Contradictions, faiblesses, aveuglement, faux-semblants, coups de théâtre, ironie dramatique, sont à l’œuvre dans ce théâtre qui déborde de toute part et dont l’excès s’accorde à dépeindre les ressorts de l’âme humaine. Car Molière ne parle que des Hommes, de leurs vices et de leurs vertus.
Dans ce chef d’œuvre comique, la croyance en la médecine est de l’ordre de la foi et les machinations burlesques une religion. Cette foi le pousse à adopter des comportements qui choquent autant les mœurs que la raison. Sa fille épousera un médecin, a-t-il décidé, et la pauvre Angélique n’aura pas trop des trois actes de la pièce pour se défaire de ce projet funeste.

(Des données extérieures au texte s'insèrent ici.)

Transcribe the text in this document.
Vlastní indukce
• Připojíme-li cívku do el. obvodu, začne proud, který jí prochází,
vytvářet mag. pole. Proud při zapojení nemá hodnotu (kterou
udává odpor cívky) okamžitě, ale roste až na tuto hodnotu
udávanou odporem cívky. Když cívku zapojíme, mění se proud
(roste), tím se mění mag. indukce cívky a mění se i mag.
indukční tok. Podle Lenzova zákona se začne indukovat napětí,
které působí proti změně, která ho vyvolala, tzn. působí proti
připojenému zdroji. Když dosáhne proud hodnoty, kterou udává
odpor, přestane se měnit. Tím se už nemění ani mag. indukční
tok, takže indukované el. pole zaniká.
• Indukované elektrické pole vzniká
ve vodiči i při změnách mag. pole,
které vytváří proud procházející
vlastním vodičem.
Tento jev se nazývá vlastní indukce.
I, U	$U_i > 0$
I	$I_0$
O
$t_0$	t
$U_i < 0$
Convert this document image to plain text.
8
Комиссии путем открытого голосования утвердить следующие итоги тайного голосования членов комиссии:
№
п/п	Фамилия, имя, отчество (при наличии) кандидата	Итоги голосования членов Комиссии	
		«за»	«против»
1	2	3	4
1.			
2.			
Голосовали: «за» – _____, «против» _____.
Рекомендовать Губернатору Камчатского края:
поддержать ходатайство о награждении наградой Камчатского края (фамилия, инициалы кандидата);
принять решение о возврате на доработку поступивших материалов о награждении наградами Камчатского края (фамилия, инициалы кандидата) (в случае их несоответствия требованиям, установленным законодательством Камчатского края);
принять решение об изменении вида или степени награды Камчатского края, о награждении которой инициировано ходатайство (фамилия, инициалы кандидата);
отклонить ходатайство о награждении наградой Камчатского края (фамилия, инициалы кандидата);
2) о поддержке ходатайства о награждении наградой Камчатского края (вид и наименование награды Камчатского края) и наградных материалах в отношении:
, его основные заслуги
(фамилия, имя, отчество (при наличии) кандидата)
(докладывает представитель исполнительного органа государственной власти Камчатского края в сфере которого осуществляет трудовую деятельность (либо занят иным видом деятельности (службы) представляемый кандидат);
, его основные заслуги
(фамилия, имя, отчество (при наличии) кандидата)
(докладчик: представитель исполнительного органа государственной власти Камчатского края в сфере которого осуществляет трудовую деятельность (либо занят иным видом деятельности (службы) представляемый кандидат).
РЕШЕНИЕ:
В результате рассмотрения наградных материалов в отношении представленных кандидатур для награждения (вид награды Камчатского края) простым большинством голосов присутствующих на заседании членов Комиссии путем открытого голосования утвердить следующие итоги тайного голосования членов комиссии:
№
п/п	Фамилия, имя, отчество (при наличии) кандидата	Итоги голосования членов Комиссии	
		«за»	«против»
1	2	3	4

Mais la crédulité d’Argan ne se limite pas à sa soumission totale aux préceptes de la médecine. Elle s’étend également aux fausses marques d’affection de sa seconde épouse, qui convoite son héritage, et qui sera démasquée par un subterfuge. Elle trouve enfin un point culminant dans le crédit qu’il accorde à une cérémonie factice qui, au dénouement, le promeut solennellement à la dignité de médecin.
Une langue désacralisée
Mais la satire sait également faire vibrer la corde sentimentale et advenir une forme de résilience a travers l’amour filial, les échanges amoureux, le sursaut libérateur.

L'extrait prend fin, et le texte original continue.